While we have focused on the physics of light and pigments, it’s important to note that color perception takes place in the brain. The receptors in our eyes simply detect different wavelengths of light – it’s up to the brain to interpret the signals as color. Factors like shadow, context and surrounding colors can influence which wavelengths are perceived as which colors.

Interestingly, a phenomenon called metamerism means that different combinations of wavelengths can sometimes be perceived as the same color. A mix of red and blue light might produce the same green color sensation as a mix of yellow and blue light, even though the wavelength combinations differ. Our brains can interpret different inputs as the same output color.

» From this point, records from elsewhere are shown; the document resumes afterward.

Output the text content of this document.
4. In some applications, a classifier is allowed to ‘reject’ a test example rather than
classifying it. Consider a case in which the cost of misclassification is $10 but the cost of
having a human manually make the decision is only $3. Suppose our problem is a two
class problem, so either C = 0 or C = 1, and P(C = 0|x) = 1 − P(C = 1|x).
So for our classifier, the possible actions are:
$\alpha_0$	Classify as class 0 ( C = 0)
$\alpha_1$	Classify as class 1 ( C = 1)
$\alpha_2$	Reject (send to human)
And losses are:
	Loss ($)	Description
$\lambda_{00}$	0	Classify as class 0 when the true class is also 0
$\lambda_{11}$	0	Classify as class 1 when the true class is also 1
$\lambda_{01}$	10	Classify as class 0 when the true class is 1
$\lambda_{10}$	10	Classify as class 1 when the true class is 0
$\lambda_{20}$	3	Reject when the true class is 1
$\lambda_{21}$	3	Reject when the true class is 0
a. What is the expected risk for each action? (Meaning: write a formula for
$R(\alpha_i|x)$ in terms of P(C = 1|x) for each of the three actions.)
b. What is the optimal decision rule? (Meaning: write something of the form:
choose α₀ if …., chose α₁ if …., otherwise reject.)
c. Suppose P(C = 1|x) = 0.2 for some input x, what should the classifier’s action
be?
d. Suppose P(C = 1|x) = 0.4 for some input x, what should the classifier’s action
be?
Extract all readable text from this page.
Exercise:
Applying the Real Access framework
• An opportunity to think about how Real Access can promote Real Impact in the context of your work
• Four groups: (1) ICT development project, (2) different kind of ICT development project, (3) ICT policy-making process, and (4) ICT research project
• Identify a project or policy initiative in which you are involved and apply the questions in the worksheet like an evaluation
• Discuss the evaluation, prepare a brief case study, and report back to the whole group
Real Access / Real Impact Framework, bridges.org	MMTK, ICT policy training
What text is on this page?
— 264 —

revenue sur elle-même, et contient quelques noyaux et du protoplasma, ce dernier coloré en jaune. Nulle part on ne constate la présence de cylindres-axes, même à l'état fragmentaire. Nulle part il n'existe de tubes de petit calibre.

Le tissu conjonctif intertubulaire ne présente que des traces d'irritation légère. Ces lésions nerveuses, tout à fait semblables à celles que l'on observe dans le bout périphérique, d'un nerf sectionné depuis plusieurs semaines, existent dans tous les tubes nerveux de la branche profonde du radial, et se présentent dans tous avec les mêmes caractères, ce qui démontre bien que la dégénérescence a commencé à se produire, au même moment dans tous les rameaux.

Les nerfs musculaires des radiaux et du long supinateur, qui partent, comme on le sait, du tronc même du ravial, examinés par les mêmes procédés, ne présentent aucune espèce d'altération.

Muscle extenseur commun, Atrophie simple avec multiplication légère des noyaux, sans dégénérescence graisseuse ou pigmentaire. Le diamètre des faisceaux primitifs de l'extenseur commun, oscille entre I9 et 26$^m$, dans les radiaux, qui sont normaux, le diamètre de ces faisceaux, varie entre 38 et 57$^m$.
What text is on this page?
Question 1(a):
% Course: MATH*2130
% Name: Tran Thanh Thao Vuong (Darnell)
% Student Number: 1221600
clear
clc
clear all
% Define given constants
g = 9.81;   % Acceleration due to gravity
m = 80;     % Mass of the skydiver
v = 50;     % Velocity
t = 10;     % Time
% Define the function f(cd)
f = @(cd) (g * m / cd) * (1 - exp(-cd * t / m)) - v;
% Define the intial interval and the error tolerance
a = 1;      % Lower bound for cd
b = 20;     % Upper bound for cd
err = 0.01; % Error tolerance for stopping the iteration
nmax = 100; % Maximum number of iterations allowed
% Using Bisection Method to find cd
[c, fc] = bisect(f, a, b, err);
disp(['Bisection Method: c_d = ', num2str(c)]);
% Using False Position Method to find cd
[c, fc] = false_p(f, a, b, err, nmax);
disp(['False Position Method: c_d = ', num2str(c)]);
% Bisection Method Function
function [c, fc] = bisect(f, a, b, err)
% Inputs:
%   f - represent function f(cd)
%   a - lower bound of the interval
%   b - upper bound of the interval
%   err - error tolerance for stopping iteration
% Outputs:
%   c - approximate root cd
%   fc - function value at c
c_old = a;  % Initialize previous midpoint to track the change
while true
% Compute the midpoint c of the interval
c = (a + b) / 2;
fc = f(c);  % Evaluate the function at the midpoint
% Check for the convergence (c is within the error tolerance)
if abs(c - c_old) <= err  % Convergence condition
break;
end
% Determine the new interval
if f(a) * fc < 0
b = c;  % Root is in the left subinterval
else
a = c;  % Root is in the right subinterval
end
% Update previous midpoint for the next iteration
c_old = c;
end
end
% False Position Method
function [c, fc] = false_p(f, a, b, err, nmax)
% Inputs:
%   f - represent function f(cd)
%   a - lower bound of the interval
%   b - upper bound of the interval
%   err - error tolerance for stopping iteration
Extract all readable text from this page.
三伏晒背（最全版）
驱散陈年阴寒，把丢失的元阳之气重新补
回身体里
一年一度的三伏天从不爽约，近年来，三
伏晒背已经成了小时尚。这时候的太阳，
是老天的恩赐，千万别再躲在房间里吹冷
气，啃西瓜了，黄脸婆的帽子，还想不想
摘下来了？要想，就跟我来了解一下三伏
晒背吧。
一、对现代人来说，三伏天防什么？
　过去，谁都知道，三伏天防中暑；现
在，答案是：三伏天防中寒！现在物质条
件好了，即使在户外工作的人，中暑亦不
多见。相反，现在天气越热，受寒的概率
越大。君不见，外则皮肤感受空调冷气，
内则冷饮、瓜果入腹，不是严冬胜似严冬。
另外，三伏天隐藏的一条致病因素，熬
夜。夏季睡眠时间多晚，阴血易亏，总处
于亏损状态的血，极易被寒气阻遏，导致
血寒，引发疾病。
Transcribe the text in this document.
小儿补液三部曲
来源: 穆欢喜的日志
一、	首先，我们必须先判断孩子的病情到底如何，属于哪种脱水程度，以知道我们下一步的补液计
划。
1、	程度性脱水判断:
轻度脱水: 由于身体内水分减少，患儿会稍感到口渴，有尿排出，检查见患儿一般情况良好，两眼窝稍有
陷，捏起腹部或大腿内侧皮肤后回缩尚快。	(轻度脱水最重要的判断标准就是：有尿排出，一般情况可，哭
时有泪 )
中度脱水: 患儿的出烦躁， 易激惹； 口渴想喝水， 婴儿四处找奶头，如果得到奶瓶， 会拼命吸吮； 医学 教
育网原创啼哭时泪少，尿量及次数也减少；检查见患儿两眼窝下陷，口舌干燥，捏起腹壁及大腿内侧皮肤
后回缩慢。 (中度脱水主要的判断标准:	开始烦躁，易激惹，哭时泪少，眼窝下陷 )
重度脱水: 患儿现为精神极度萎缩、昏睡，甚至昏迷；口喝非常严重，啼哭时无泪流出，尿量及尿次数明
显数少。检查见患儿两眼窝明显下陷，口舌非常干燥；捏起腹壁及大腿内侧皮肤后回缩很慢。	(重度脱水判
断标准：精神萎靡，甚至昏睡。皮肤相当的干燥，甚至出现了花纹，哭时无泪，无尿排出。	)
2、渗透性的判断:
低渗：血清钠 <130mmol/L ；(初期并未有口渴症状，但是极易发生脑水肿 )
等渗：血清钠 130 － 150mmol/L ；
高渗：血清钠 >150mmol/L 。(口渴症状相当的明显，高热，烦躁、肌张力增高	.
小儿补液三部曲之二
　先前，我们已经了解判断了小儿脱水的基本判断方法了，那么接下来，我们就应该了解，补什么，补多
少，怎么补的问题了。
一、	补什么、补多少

This complexity in color vision processing explains some of the subjective nature of color experience. Two people with normally functioning color vision can still perceive colors slightly differently!

Conclusion

When blue and yellow paint or light mix together, the resulting color is green. This is due to the additive mixing of blue’s short wavelengths and yellow’s longer wavelengths, or the subtractive absorption of violets and blues from the color spectrum by yellow and blue pigments respectively. Understanding the science behind how we see color helps explain the relationships between different hues predicted by color theory diagrams like the color wheel. Mixing blue and yellow always yields green – but our brains also play a role in how we perceive color, adding complexity to this visual process fundamental to human experience.